Moderator in a nuclear reactor
Here we will look at an example of subatomic elastic collisions. High-speed neutrons are produced in a nuclear reactor during nuclear fission processes. Before a neutron can trigger additional fissions, it has to be slowed down by collisions with nuclei of a material called the moderator. In some reactors the moderator consists of carbon in the form of graphite. The masses of nuclei and subatomic particles are measured in units called atomic mass units, abbreviated u, where 1 u = 1.66 \times 10^{-27} kg. Suppose a neutron (mass 1.0 u) traveling at 2.6 \times 10^7 m/s makes an elastic head-on collision with a carbon nucleus (mass 12 u) that is initially at rest. What are the velocities after the collision?
SET UP Figure 8.18 shows our sketches. We use the subscripts n and C to denote the neutron and carbon nucleus, respectively.
SOLVE Because we have a head-on elastic collision, all velocity and momentum vectors lie along the x axis, and we can use Equations 8.10 and 8.13, with m_n = 1.0 u, m_C = 12 u, and \upsilon_{n,i} = 2.6 \times 10^7 m/s.

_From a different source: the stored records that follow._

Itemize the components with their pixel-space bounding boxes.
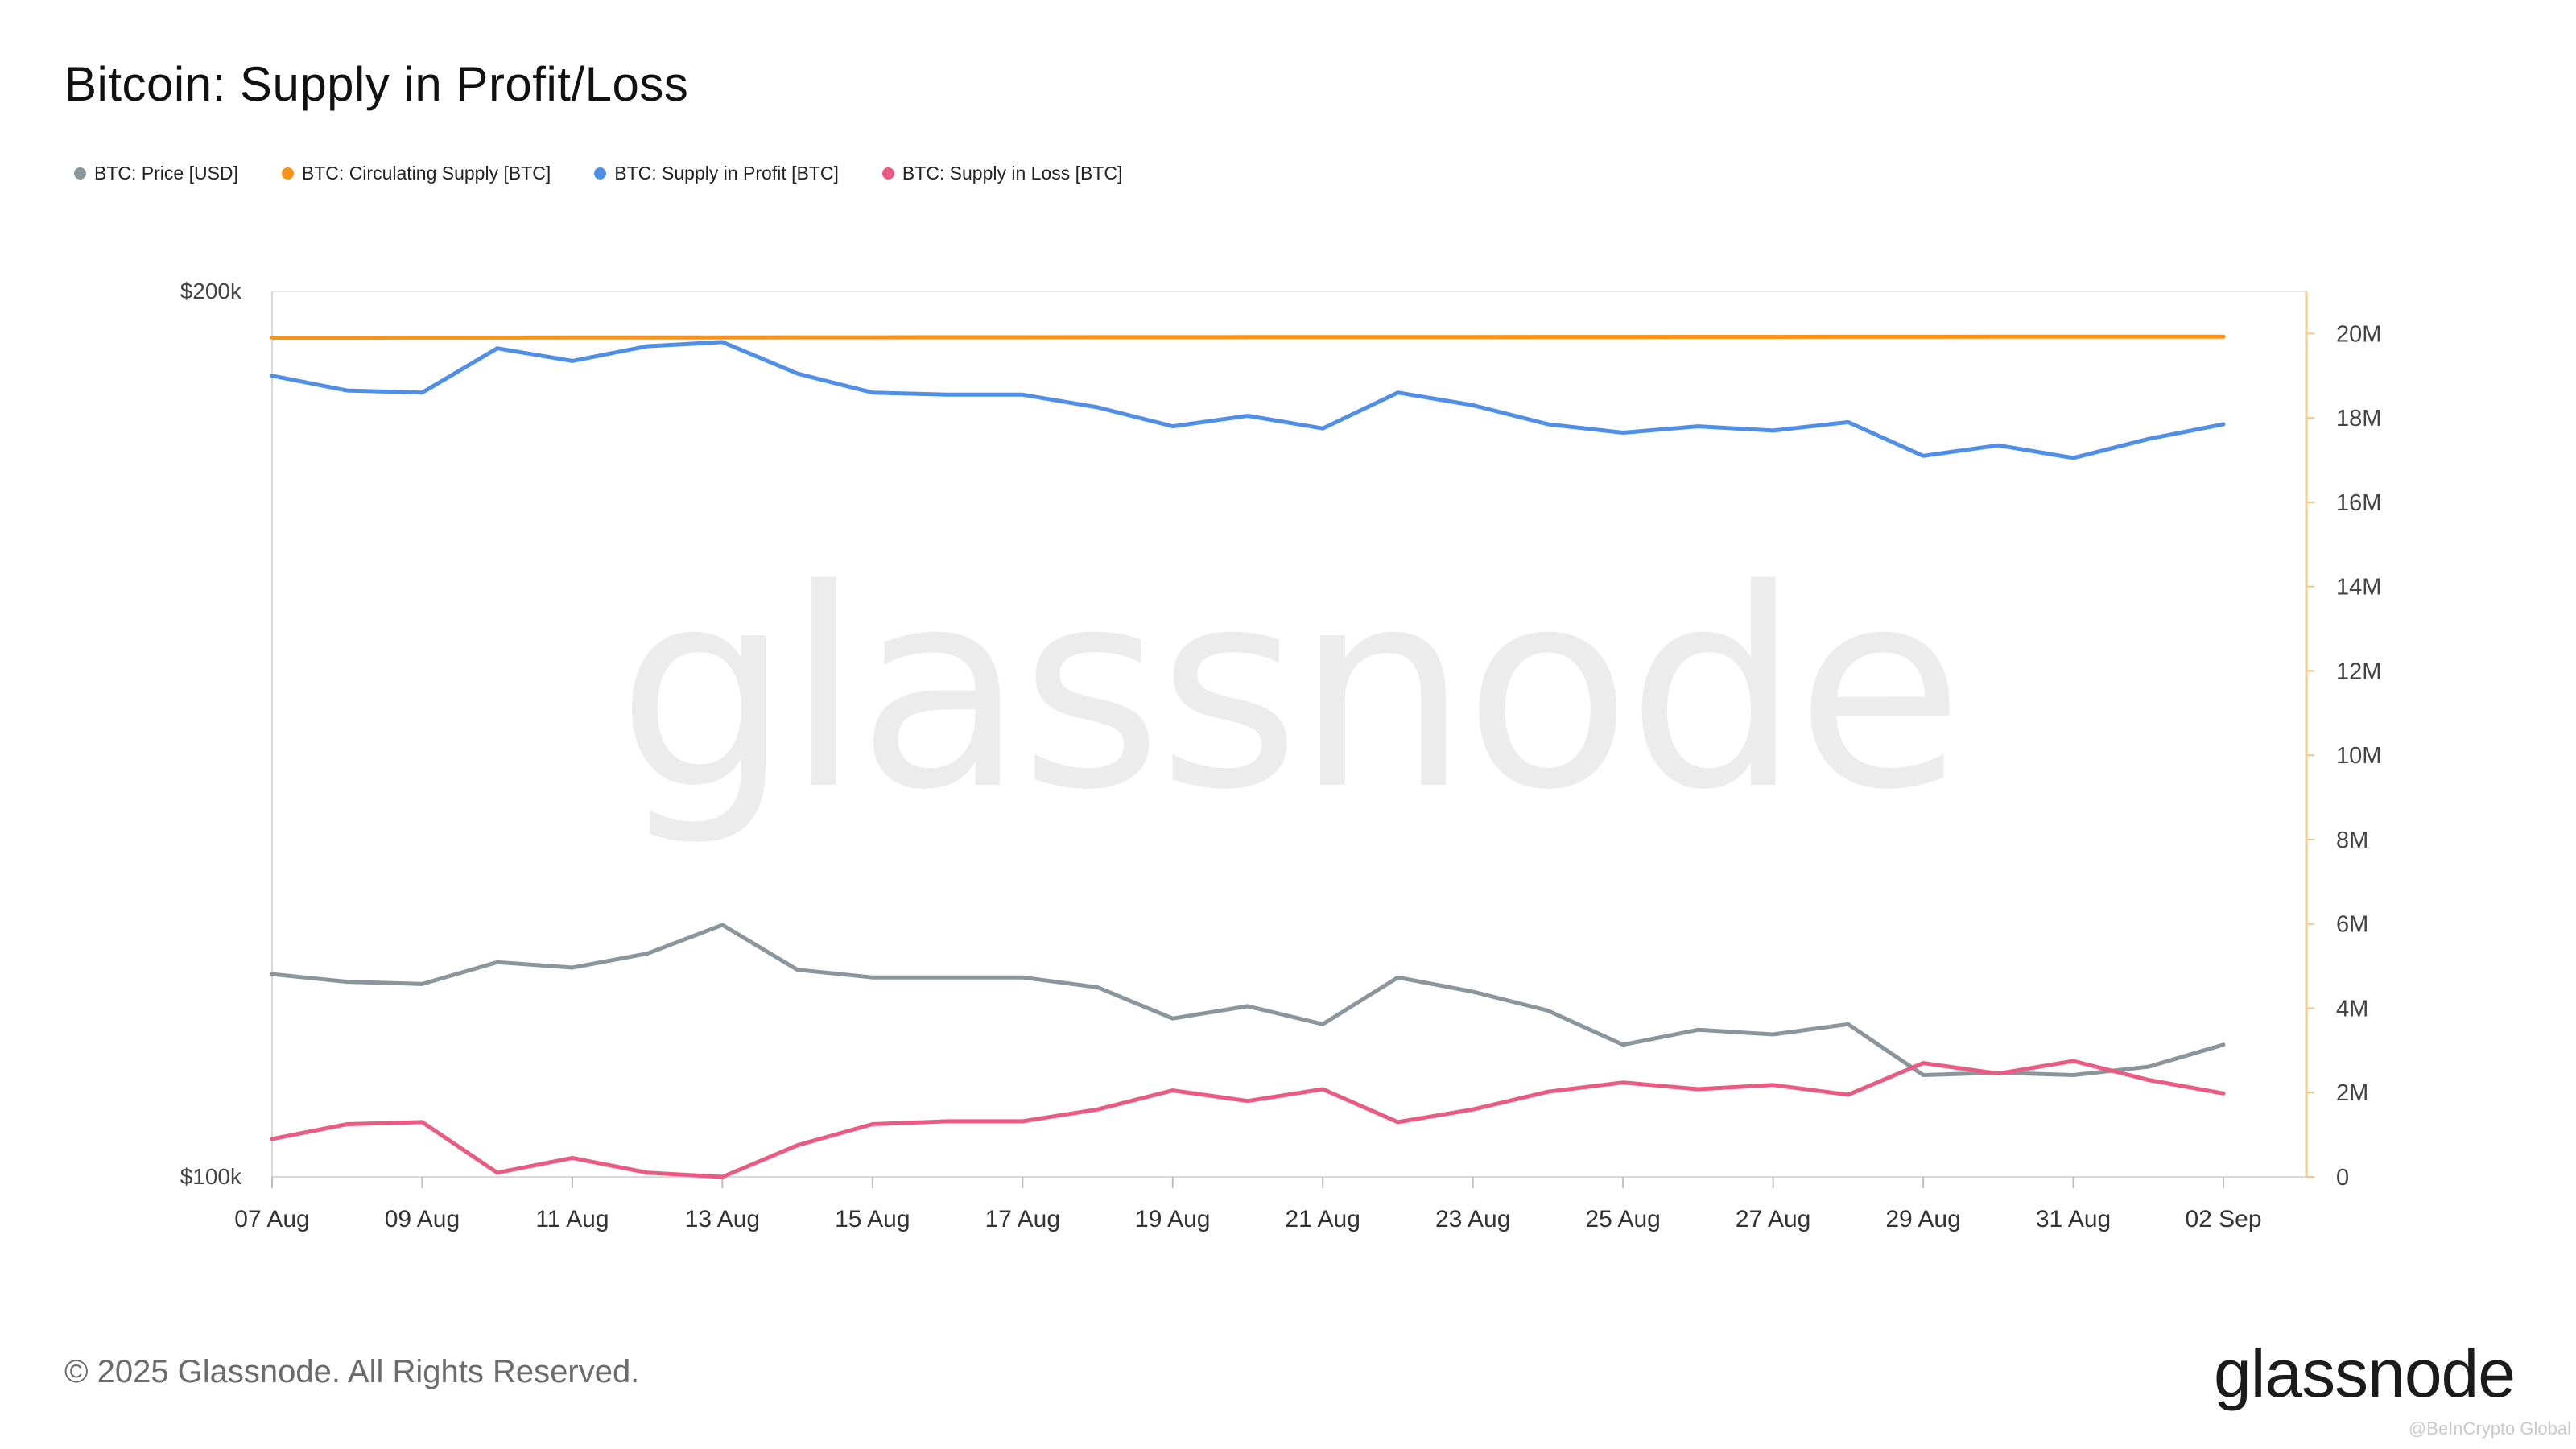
label-layer: $200k $100k 20M 18M 16M 14M 12M 10M 8M 6M 4M 2M 0 07 …	[180, 279, 2382, 1232]
legend-item-supply-in-loss[interactable]: BTC: Supply in Loss [BTC]	[881, 163, 1123, 184]
legend-label: BTC: Supply in Loss [BTC]	[902, 163, 1123, 184]
circulating-supply-line	[270, 334, 2226, 340]
glassnode-logo[interactable]: glassnode	[2214, 1335, 2516, 1411]
right-axis-tick-label: 20M	[2336, 321, 2381, 347]
legend-label: BTC: Circulating Supply [BTC]	[301, 163, 551, 184]
legend-item-circulating-supply[interactable]: BTC: Circulating Supply [BTC]	[281, 163, 551, 184]
x-axis-tick-label: 23 Aug	[1435, 1206, 1510, 1232]
x-axis-tick-label: 13 Aug	[685, 1206, 760, 1232]
right-axis-tick-label: 6M	[2336, 912, 2368, 938]
x-axis-tick-label: 21 Aug	[1286, 1206, 1360, 1232]
supply-in-profit-line	[270, 340, 2226, 460]
right-axis-tick-label: 4M	[2336, 996, 2368, 1022]
chart-title: Bitcoin: Supply in Profit/Loss	[64, 57, 689, 111]
x-axis-tick-label: 15 Aug	[835, 1206, 910, 1232]
price-line	[270, 923, 2226, 1077]
x-axis-tick-label: 27 Aug	[1736, 1206, 1810, 1232]
right-axis-tick-label: 8M	[2336, 828, 2368, 853]
left-axis-tick-label: $200k	[180, 279, 242, 303]
supply-in-loss-line	[270, 1059, 2226, 1179]
left-axis-tick-label: $100k	[180, 1164, 242, 1189]
x-axis-tick-label: 02 Sep	[2185, 1206, 2261, 1232]
series-layer	[270, 334, 2226, 1179]
x-axis-tick-label: 29 Aug	[1885, 1206, 1960, 1232]
x-axis-tick-label: 07 Aug	[234, 1206, 309, 1232]
right-axis-tick-label: 2M	[2336, 1080, 2368, 1106]
credit-watermark: @BeInCrypto Global	[2408, 1418, 2571, 1439]
x-axis-tick-label: 31 Aug	[2036, 1206, 2111, 1232]
x-axis-tick-label: 25 Aug	[1585, 1206, 1660, 1232]
x-axis-tick-label: 19 Aug	[1135, 1206, 1210, 1232]
right-axis-tick-label: 14M	[2336, 575, 2381, 601]
watermark-layer: glassnode	[617, 531, 1963, 850]
right-axis-tick-label: 12M	[2336, 658, 2381, 684]
legend-label: BTC: Supply in Profit [BTC]	[614, 163, 839, 184]
legend-dot-icon	[594, 167, 607, 180]
right-axis-tick-label: 18M	[2336, 406, 2381, 431]
right-axis-tick-label: 0	[2336, 1165, 2349, 1191]
legend-label: BTC: Price [USD]	[94, 163, 238, 184]
legend-item-price[interactable]: BTC: Price [USD]	[74, 163, 238, 184]
x-axis-tick-label: 09 Aug	[385, 1206, 460, 1232]
right-axis-tick-label: 16M	[2336, 490, 2381, 516]
watermark-text: glassnode	[617, 531, 1959, 850]
chart-legend: BTC: Price [USD] BTC: Circulating Supply…	[74, 163, 1122, 184]
right-axis-tick-label: 10M	[2336, 743, 2381, 769]
copyright-text: © 2025 Glassnode. All Rights Reserved.	[64, 1354, 640, 1389]
x-axis-tick-label: 17 Aug	[985, 1206, 1060, 1232]
legend-dot-icon	[881, 167, 894, 180]
x-axis-tick-label: 11 Aug	[535, 1206, 609, 1232]
axis-layer	[271, 291, 2314, 1188]
legend-item-supply-in-profit[interactable]: BTC: Supply in Profit [BTC]	[594, 163, 839, 184]
legend-dot-icon	[74, 167, 86, 180]
legend-dot-icon	[281, 167, 294, 180]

We’ll get two simultaneous equations that we’ll need to solve for \upsilon_{n, f} and \upsilon_{C, f}.
First, conservation of the x component of momentum gives
m_A\upsilon _{A,i}=m_A\upsilon _{A,}+m_B\upsilon _{B,f}. (8.10)
\upsilon _{B,f}-\upsilon _{A,f}=\upsilon _{A,i} (relative velocity before and after collision). (8.13)
m_n(\upsilon _{n,i})+m_C(\upsilon _{C,i})=m_n(\upsilon _{n,f})+m_C(\upsilon _{C,f}),
(1.0 u)(2.6 \times 10^7 m/s)+(12.0 u)(0)
= (1.0 u)\upsilon _{n,f}+(12.0 u)\upsilon _{C,f}.
Second, the relative-velocity relationship yields
\upsilon _{n,i}-\upsilon _{C,i}=-(\upsilon _{n,f}-\upsilon _{C,f}),
2.6 \times 10^7 m/s=\upsilon _{C,f}-\upsilon _{n,f}.
These are two simultaneous equations for \upsilon _{n,f} and \upsilon _{C,f} . We’ll let you do the algebra; the results are
\upsilon _{n,f}=-2.2 \times 10^7 m/s
\upsilon _{C,f}=0.40 \times 10^7 m/s (final x velocities).
REFLECT The neutron ends up with \frac{11}{13} of its original speed, and the speed of the recoiling carbon nucleus is \frac{2}{13} of the neutron’s original speed. Kinetic energy is proportional to speed squared, so the neutron’s final kinetic energy is \left(\frac{11}{13} \right)^2 , or about 0.72 of its original value. If the neutron makes a second such collision, its kinetic energy is (0.72)², or about half of its original value, and so on. After many such collisions, the neutron’s kinetic energy is reduced to a small fraction ( \frac{1}{100} or less) of its initial value.
Practice Problem: If the neutron’s kinetic energy is reduced to \frac{9}{16} of its initial value in a single collision, what is the mass of the moderator nucleus? Answer: 7.0 u.